Digital is vital, central and fun. Why then separate it off from the rest of life?
To an extent I am reiterating here, but maybe the message is not getting through. This is what I believe we need to do to make Digital Inclusion mainstream:
- stop separating it off from other activities. If you’re an agency that believes digitally including the people you work with is important, then demonstrate that. Don’t make it the responsibility of one person or one division. Your organisation needs to be imbued with digital, your staff need to be digitally skilled and enthusiastic about it, and they need to want to pass both the enthusiasm and the skills on. Have a look at Halton Housing’s Digital First programme.
- most of us use digital for fun activities. People’s introduction should be fun, or of personal value, or, preferably both. Stop sitting people in front of computers (give them tablets instead) and making them fill forms in, or complete courses. Show them where the fun is, and where they can find information on their personal interests.
- go to where people are, don’t expect them to come to you. Stop putting all your digital inclusion resources in rooms that people have no reason to visit; go to where they are and want to be. Have a look at Leeds Federated Housing Association’s HUGO project.
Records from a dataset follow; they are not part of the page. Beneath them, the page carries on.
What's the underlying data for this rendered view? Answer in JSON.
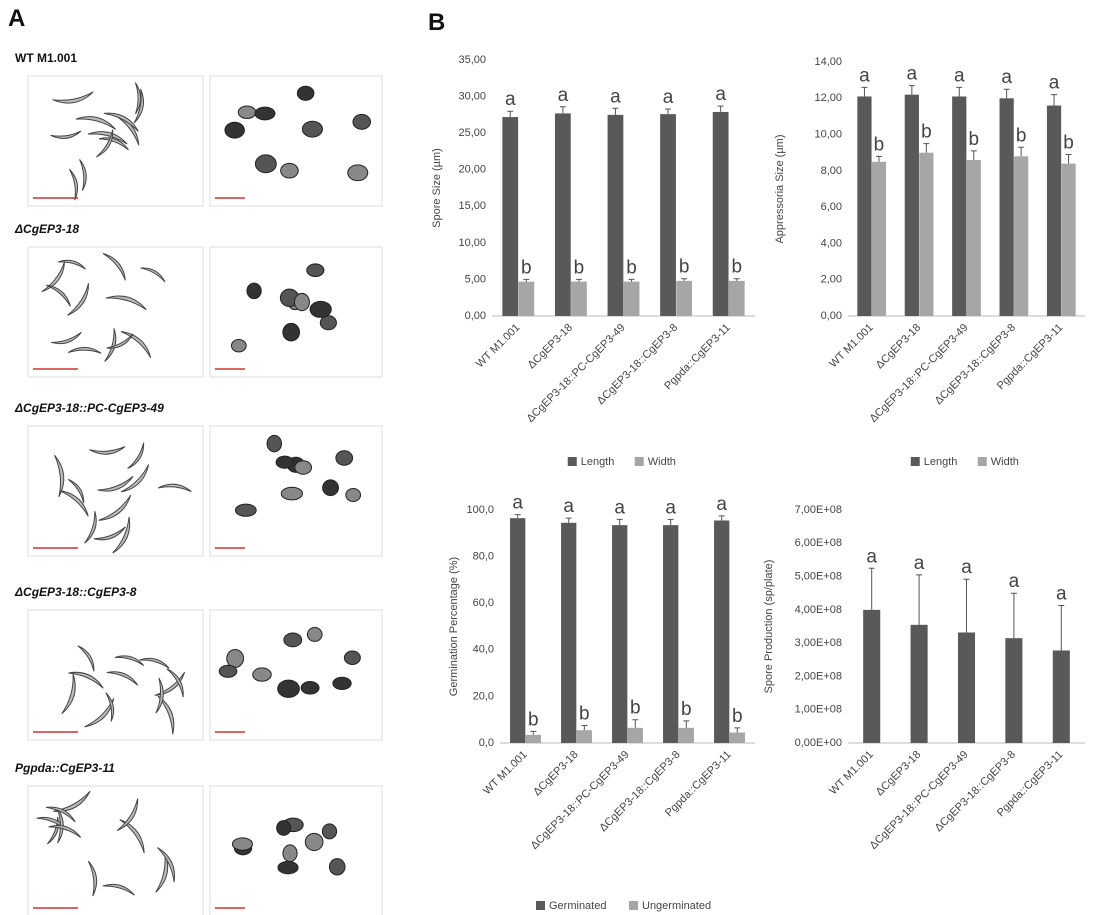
{
  "figure": {
    "panel_a": "A",
    "panel_b": "B",
    "strains": [
      "WT M1.001",
      "ΔCgEP3-18",
      "ΔCgEP3-18::PC-CgEP3-49",
      "ΔCgEP3-18::CgEP3-8",
      "Pgpda::CgEP3-11"
    ]
  },
  "chart_data": [
    {
      "type": "bar",
      "y_label": "Spore Size (µm)",
      "categories": [
        "WT M1.001",
        "ΔCgEP3-18",
        "ΔCgEP3-18::PC-CgEP3-49",
        "ΔCgEP3-18::CgEP3-8",
        "Pgpda::CgEP3-11"
      ],
      "ylim": [
        0,
        35
      ],
      "yticks": [
        {
          "value": 0,
          "label": "0,00"
        },
        {
          "value": 5,
          "label": "5,00"
        },
        {
          "value": 10,
          "label": "10,00"
        },
        {
          "value": 15,
          "label": "15,00"
        },
        {
          "value": 20,
          "label": "20,00"
        },
        {
          "value": 25,
          "label": "25,00"
        },
        {
          "value": 30,
          "label": "30,00"
        },
        {
          "value": 35,
          "label": "35,00"
        }
      ],
      "legend": "bottom",
      "series": [
        {
          "name": "Length",
          "color": "#595959",
          "values": [
            27.2,
            27.7,
            27.5,
            27.6,
            27.9
          ],
          "errors": [
            0.8,
            0.9,
            0.9,
            0.7,
            0.8
          ],
          "annotations": [
            "a",
            "a",
            "a",
            "a",
            "a"
          ]
        },
        {
          "name": "Width",
          "color": "#a6a6a6",
          "values": [
            4.7,
            4.7,
            4.7,
            4.8,
            4.8
          ],
          "errors": [
            0.3,
            0.3,
            0.3,
            0.3,
            0.3
          ],
          "annotations": [
            "b",
            "b",
            "b",
            "b",
            "b"
          ]
        }
      ]
    },
    {
      "type": "bar",
      "y_label": "Appressoria Size (µm)",
      "categories": [
        "WT M1.001",
        "ΔCgEP3-18",
        "ΔCgEP3-18::PC-CgEP3-49",
        "ΔCgEP3-18::CgEP3-8",
        "Pgpda::CgEP3-11"
      ],
      "ylim": [
        0,
        14
      ],
      "yticks": [
        {
          "value": 0,
          "label": "0,00"
        },
        {
          "value": 2,
          "label": "2,00"
        },
        {
          "value": 4,
          "label": "4,00"
        },
        {
          "value": 6,
          "label": "6,00"
        },
        {
          "value": 8,
          "label": "8,00"
        },
        {
          "value": 10,
          "label": "10,00"
        },
        {
          "value": 12,
          "label": "12,00"
        },
        {
          "value": 14,
          "label": "14,00"
        }
      ],
      "legend": "bottom",
      "series": [
        {
          "name": "Length",
          "color": "#595959",
          "values": [
            12.1,
            12.2,
            12.1,
            12.0,
            11.6
          ],
          "errors": [
            0.5,
            0.5,
            0.5,
            0.5,
            0.6
          ],
          "annotations": [
            "a",
            "a",
            "a",
            "a",
            "a"
          ]
        },
        {
          "name": "Width",
          "color": "#a6a6a6",
          "values": [
            8.5,
            9.0,
            8.6,
            8.8,
            8.4
          ],
          "errors": [
            0.3,
            0.5,
            0.5,
            0.5,
            0.5
          ],
          "annotations": [
            "b",
            "b",
            "b",
            "b",
            "b"
          ]
        }
      ]
    },
    {
      "type": "bar",
      "y_label": "Germination Percentage (%)",
      "categories": [
        "WT M1.001",
        "ΔCgEP3-18",
        "ΔCgEP3-18::PC-CgEP3-49",
        "ΔCgEP3-18::CgEP3-8",
        "Pgpda::CgEP3-11"
      ],
      "ylim": [
        0,
        100
      ],
      "yticks": [
        {
          "value": 0,
          "label": "0,0"
        },
        {
          "value": 20,
          "label": "20,0"
        },
        {
          "value": 40,
          "label": "40,0"
        },
        {
          "value": 60,
          "label": "60,0"
        },
        {
          "value": 80,
          "label": "80,0"
        },
        {
          "value": 100,
          "label": "100,0"
        }
      ],
      "legend": "bottom",
      "series": [
        {
          "name": "Germinated",
          "color": "#595959",
          "values": [
            96.5,
            94.5,
            93.5,
            93.5,
            95.5
          ],
          "errors": [
            1.5,
            2,
            2.5,
            2.5,
            2
          ],
          "annotations": [
            "a",
            "a",
            "a",
            "a",
            "a"
          ]
        },
        {
          "name": "Ungerminated",
          "color": "#a6a6a6",
          "values": [
            3.5,
            5.5,
            6.5,
            6.5,
            4.5
          ],
          "errors": [
            1.5,
            2,
            3.5,
            3,
            2
          ],
          "annotations": [
            "b",
            "b",
            "b",
            "b",
            "b"
          ]
        }
      ]
    },
    {
      "type": "bar",
      "y_label": "Spore Production  (sp/plate)",
      "categories": [
        "WT M1.001",
        "ΔCgEP3-18",
        "ΔCgEP3-18::PC-CgEP3-49",
        "ΔCgEP3-18::CgEP3-8",
        "Pgpda::CgEP3-11"
      ],
      "ylim": [
        0,
        700000000
      ],
      "yticks": [
        {
          "value": 0,
          "label": "0,00E+00"
        },
        {
          "value": 100000000,
          "label": "1,00E+08"
        },
        {
          "value": 200000000,
          "label": "2,00E+08"
        },
        {
          "value": 300000000,
          "label": "3,00E+08"
        },
        {
          "value": 400000000,
          "label": "4,00E+08"
        },
        {
          "value": 500000000,
          "label": "5,00E+08"
        },
        {
          "value": 600000000,
          "label": "6,00E+08"
        },
        {
          "value": 700000000,
          "label": "7,00E+08"
        }
      ],
      "series": [
        {
          "color": "#595959",
          "values": [
            400000000,
            355000000,
            332000000,
            315000000,
            278000000
          ],
          "errors": [
            125000000,
            150000000,
            160000000,
            135000000,
            135000000
          ],
          "annotations": [
            "a",
            "a",
            "a",
            "a",
            "a"
          ]
        }
      ]
    }
  ]
}
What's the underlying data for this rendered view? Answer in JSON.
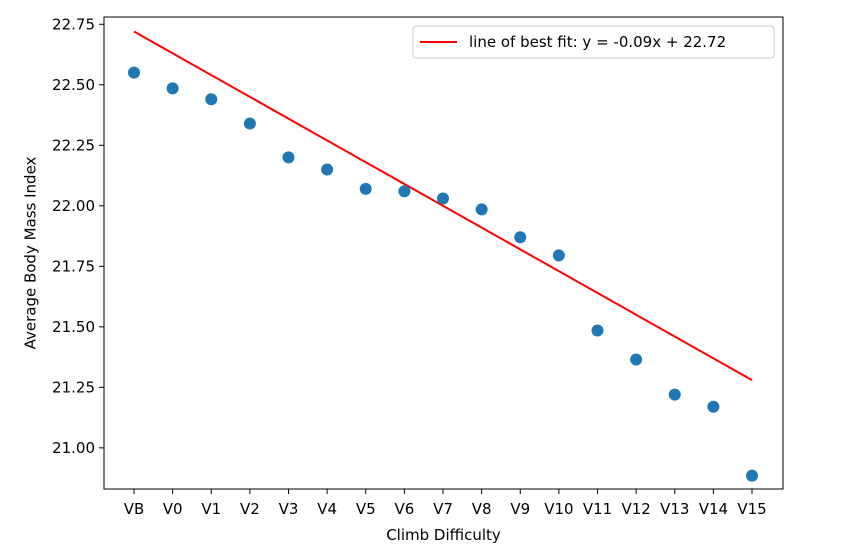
{
  "chart_data": {
    "type": "scatter",
    "categories": [
      "VB",
      "V0",
      "V1",
      "V2",
      "V3",
      "V4",
      "V5",
      "V6",
      "V7",
      "V8",
      "V9",
      "V10",
      "V11",
      "V12",
      "V13",
      "V14",
      "V15"
    ],
    "values": [
      22.55,
      22.485,
      22.44,
      22.34,
      22.2,
      22.15,
      22.07,
      22.06,
      22.03,
      21.985,
      21.87,
      21.795,
      21.485,
      21.365,
      21.22,
      21.17,
      20.885
    ],
    "xlabel": "Climb Difficulty",
    "ylabel": "Average Body Mass Index",
    "ylim": [
      20.83,
      22.78
    ],
    "yticks": [
      "21.00",
      "21.25",
      "21.50",
      "21.75",
      "22.00",
      "22.25",
      "22.50",
      "22.75"
    ],
    "fit_line": {
      "label": "line of best fit: y = -0.09x + 22.72",
      "slope": -0.09,
      "intercept": 22.72,
      "color": "#ff0000"
    },
    "marker_color": "#1f77b4",
    "grid": false,
    "legend_position": "top-right"
  }
}
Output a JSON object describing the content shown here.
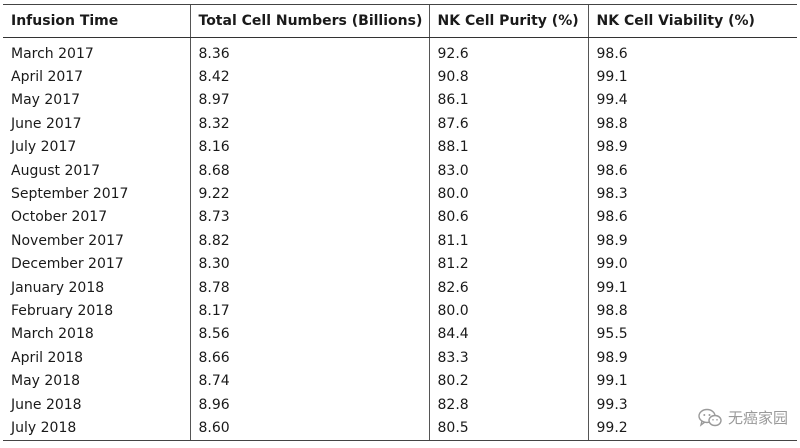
{
  "table": {
    "headers": [
      "Infusion Time",
      "Total Cell Numbers (Billions)",
      "NK Cell Purity (%)",
      "NK Cell Viability (%)"
    ],
    "rows": [
      [
        "March 2017",
        "8.36",
        "92.6",
        "98.6"
      ],
      [
        "April 2017",
        "8.42",
        "90.8",
        "99.1"
      ],
      [
        "May 2017",
        "8.97",
        "86.1",
        "99.4"
      ],
      [
        "June 2017",
        "8.32",
        "87.6",
        "98.8"
      ],
      [
        "July 2017",
        "8.16",
        "88.1",
        "98.9"
      ],
      [
        "August 2017",
        "8.68",
        "83.0",
        "98.6"
      ],
      [
        "September 2017",
        "9.22",
        "80.0",
        "98.3"
      ],
      [
        "October 2017",
        "8.73",
        "80.6",
        "98.6"
      ],
      [
        "November 2017",
        "8.82",
        "81.1",
        "98.9"
      ],
      [
        "December 2017",
        "8.30",
        "81.2",
        "99.0"
      ],
      [
        "January 2018",
        "8.78",
        "82.6",
        "99.1"
      ],
      [
        "February 2018",
        "8.17",
        "80.0",
        "98.8"
      ],
      [
        "March 2018",
        "8.56",
        "84.4",
        "95.5"
      ],
      [
        "April 2018",
        "8.66",
        "83.3",
        "98.9"
      ],
      [
        "May 2018",
        "8.74",
        "80.2",
        "99.1"
      ],
      [
        "June 2018",
        "8.96",
        "82.8",
        "99.3"
      ],
      [
        "July 2018",
        "8.60",
        "80.5",
        "99.2"
      ]
    ]
  },
  "watermark": {
    "text": "无癌家园",
    "icon": "wechat-icon",
    "color": "#9a9a9a"
  }
}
- Digital Inclusion and community development should be aligned. Digital is so important to well-being and quality of life that I fail to understand how any community development strategy can be pursued which doesn’t put it at the centre. And the techniques of community development are vital to coaxing people to take their first steps in the digital world. Look at the work of Communities 2.0 in Wales.
- Digital Inclusion is not a one-off hit. People need continuing support. And this support is best received if it comes from people like them. We need many more volunteer digital mentors on the model of the Making IT Personal project.
Digital inclusion needs to be fun, integrated, and sustained. And it need not cost a fortune.